Quindi nelle sale della GNAM si vedranno opere del Gruppo N di Padova, del Gruppo T di Milano, ma anche nomi come Landi, Chiggio, Massironi, Costa, ecc. Si aprirà poi anche agli artisti europei ed extraeuropei: Le Parc, Morellet, Stein, ecc. Gli artisti sudamericani Asis, Vardanega, Soto, ecc. Poi ancora una sezione è stata dedicata agli artisti romani di arte programmata "pura". Insomma una quantità consistente di opere da guardare, studiare e vivere. Il confine è netto con le varie forme di astrazione espressionista, qui si ritrova un ritorno dell'interesse verso la qualità visiva dell'opera. Infatti molte opere presenti, e faccio riferimento ad Agam o a Vasarely, per esempio, vengono considerate "op-art" (optical art), dove artisti diversi erano interessati a tecniche diverse per introdurre nell'opera l'idea di movimento. Allora tecniche di illusionismo, giochi ottici, luci e riflessi come se l'obiettivo non fosse il cuore del visitatore ma la retina.

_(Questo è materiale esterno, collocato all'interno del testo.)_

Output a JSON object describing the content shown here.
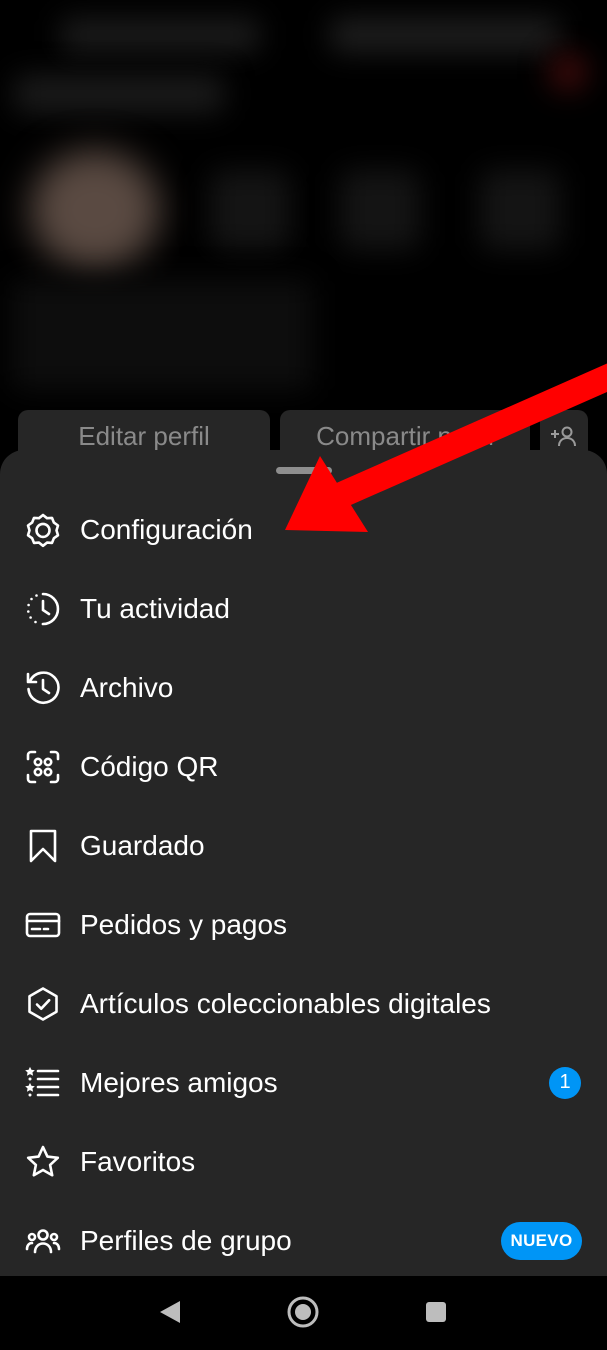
{
  "profile": {
    "edit_profile": "Editar perfil",
    "share_profile": "Compartir perfil",
    "add_person_icon": "add-person-icon"
  },
  "menu": {
    "items": [
      {
        "label": "Configuración",
        "icon": "settings-gear-icon"
      },
      {
        "label": "Tu actividad",
        "icon": "activity-clock-icon"
      },
      {
        "label": "Archivo",
        "icon": "archive-history-icon"
      },
      {
        "label": "Código QR",
        "icon": "qr-code-icon"
      },
      {
        "label": "Guardado",
        "icon": "bookmark-icon"
      },
      {
        "label": "Pedidos y pagos",
        "icon": "card-icon"
      },
      {
        "label": "Artículos coleccionables digitales",
        "icon": "verified-badge-icon"
      },
      {
        "label": "Mejores amigos",
        "icon": "close-friends-list-icon",
        "badge": "1"
      },
      {
        "label": "Favoritos",
        "icon": "star-icon"
      },
      {
        "label": "Perfiles de grupo",
        "icon": "group-icon",
        "badge": "NUEVO"
      }
    ]
  },
  "colors": {
    "sheet": "#262626",
    "accent_blue": "#0095f6",
    "annotation_red": "#ff0000"
  },
  "navbar": {
    "back_icon": "back-triangle-icon",
    "home_icon": "home-circle-icon",
    "recents_icon": "recents-square-icon"
  }
}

L'ambiguità ottica è presente in molte opere e spesso la stessa percezione viene chiamata in causa dalle opere. Così il visitatore della mostra si troverà a volte davanti a quadri fortemente simmetrici, regolari, "seriali", a volte davanti ad atmosfere fantastiche, a giochi di luce, a oggetti volanti, a mattoni mobili, a luci psichedeliche, a pavimenti roteanti, a rifrazioni di colore, o forse si troverà davanti a semplici illusioni. Si gioca con la percezione, con la Gestalt, gli schemi , la forma. In altre opere poi, in un modo o nell'altro, è richiesta la partecipazione. Opere che resterebbero senza senso se ci rifiutassimo di "entrare" in esse. Solo così si afferra il senso dell'arte. Così il visitatore potrà entrare nella "Camera stroboscopica" di Davide Boriani e dare senso all'opera, divenendone parte e senso egli stesso, guardandosi e perdendosi in un ambiente illusorio ma concreto.

O ancora potrà perdere lo sguardo nel disco roteante "Dinamica circolare" di Marina Apollonio, abbandonarsi all'ipnotico movimento e ripensare all'"Anémic cinéma" di Duchamp. Ma anche, semplicemente, vivere i colori dell'arcobaleno nel "Variation chromatique" di Joel Stein. Un'esposizione quindi dove si è in buona parte molto coinvolti, dove si deve interagire con l'arte, non solo volontariamente, ma anche inavvertitamente.